L’avantage décisif : le client final

Dès 2013, la Chine a adopté une régulation qui supporte le développement des Fintechs.

Alibaba s’est ainsi appuyé sur son succès dans l’E-commerce afin de développer un empire financier. Pratiquement toute la panoplie des produits est offerte : Alipay (paiement en ligne),  Yu’e Bao (premier fonds de placements chinois), Zhao Cai Bao (plateforme proposant des produits tels que prêts aux particuliers ou aux porteurs de projet), Ant Micro Loan (Prêts aux PME), Sesame Credit (base d’information et agence de notation), MyBank (banque en ligne).
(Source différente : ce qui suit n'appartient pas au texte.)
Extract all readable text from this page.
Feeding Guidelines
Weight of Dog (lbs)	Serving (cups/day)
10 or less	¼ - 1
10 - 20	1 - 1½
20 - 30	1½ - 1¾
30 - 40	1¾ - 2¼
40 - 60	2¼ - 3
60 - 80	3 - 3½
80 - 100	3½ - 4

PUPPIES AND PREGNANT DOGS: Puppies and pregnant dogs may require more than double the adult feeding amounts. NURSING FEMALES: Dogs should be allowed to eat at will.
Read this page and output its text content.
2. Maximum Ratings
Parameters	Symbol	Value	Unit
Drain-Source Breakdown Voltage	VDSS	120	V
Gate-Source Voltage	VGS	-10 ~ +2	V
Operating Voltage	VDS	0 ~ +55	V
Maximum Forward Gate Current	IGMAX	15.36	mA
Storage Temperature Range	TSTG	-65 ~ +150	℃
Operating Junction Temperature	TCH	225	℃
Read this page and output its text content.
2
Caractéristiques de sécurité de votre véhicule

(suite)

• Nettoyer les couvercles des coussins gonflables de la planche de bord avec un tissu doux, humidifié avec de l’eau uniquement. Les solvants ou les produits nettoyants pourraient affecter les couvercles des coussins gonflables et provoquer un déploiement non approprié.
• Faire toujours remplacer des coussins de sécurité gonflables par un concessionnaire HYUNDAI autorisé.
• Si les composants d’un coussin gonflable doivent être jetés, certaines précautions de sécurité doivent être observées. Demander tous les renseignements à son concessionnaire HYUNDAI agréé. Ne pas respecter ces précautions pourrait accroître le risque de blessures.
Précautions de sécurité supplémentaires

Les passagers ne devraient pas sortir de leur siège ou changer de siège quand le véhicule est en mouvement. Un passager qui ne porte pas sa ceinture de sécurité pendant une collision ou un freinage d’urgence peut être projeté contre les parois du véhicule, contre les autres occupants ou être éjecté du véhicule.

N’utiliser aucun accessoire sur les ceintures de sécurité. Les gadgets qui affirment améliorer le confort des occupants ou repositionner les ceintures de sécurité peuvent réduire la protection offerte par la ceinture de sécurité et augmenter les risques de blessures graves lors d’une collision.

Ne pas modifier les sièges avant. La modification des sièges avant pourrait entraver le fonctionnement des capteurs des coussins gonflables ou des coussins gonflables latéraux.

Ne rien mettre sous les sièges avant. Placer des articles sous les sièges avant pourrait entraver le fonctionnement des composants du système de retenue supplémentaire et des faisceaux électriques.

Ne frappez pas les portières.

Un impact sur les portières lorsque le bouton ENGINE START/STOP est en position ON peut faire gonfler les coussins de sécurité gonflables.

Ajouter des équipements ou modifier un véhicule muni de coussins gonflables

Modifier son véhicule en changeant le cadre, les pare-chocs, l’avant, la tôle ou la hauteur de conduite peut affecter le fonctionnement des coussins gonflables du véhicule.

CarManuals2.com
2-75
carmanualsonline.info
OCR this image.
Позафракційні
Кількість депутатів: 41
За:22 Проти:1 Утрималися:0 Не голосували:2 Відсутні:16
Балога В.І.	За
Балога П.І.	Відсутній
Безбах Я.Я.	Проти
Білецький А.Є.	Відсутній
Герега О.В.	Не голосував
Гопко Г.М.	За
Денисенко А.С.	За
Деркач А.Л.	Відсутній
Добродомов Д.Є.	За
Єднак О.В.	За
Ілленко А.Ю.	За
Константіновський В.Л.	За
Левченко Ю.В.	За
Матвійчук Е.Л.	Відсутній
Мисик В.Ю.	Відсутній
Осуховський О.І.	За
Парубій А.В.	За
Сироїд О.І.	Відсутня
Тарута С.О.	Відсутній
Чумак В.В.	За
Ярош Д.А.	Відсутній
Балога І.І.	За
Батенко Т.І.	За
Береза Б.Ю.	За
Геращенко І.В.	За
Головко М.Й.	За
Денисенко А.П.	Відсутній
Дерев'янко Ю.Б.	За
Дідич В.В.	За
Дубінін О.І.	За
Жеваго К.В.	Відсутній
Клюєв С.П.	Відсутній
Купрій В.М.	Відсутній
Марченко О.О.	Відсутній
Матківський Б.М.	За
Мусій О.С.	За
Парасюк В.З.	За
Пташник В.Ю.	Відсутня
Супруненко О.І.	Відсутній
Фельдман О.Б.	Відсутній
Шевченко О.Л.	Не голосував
Le développement s’opère aussi à l’international avec une prise de participation dans la plus grosse société indienne de portefeuille électronique (digital wallet) PayTM.

Le nouveau défi que relève Alibaba est dans le BigData. Fort des milliards de données récoltées par l’écosystème auquel participent les internautes chinois, Jack Ma compte bien tirer profit de cette gigantesque base de données. N’a-t-il pas lui-même publiquement déclaré que son Big Data pourrait démasquer les pickpockets dans le métro !

 

Quid des banques traditionnelles ?

Elles essaient tant bien que mal de ne pas se faire distancer, en s’appuyant sur leurs forces historiques : gestion du risque, partenariats stratégiques avec l’Industrie, ainsi que des succursales bien implantées dans les grandes villes. Cette stratégie de repli semble néanmoins nettement insuffisante. En effet, les BAT (Baidu, Alibaba et Tencent) ont, à la différence de leurs équivalents US, dépassé le tipping point : ces entreprises possèdent en effet  maintenant plus de clients que les grandes banques. Or l’acteur gérant la relation avec le client final sort généralement gagnant dans le monde de la digitalisation. Les Fintechs chinoises ont un bel avenir devant elles.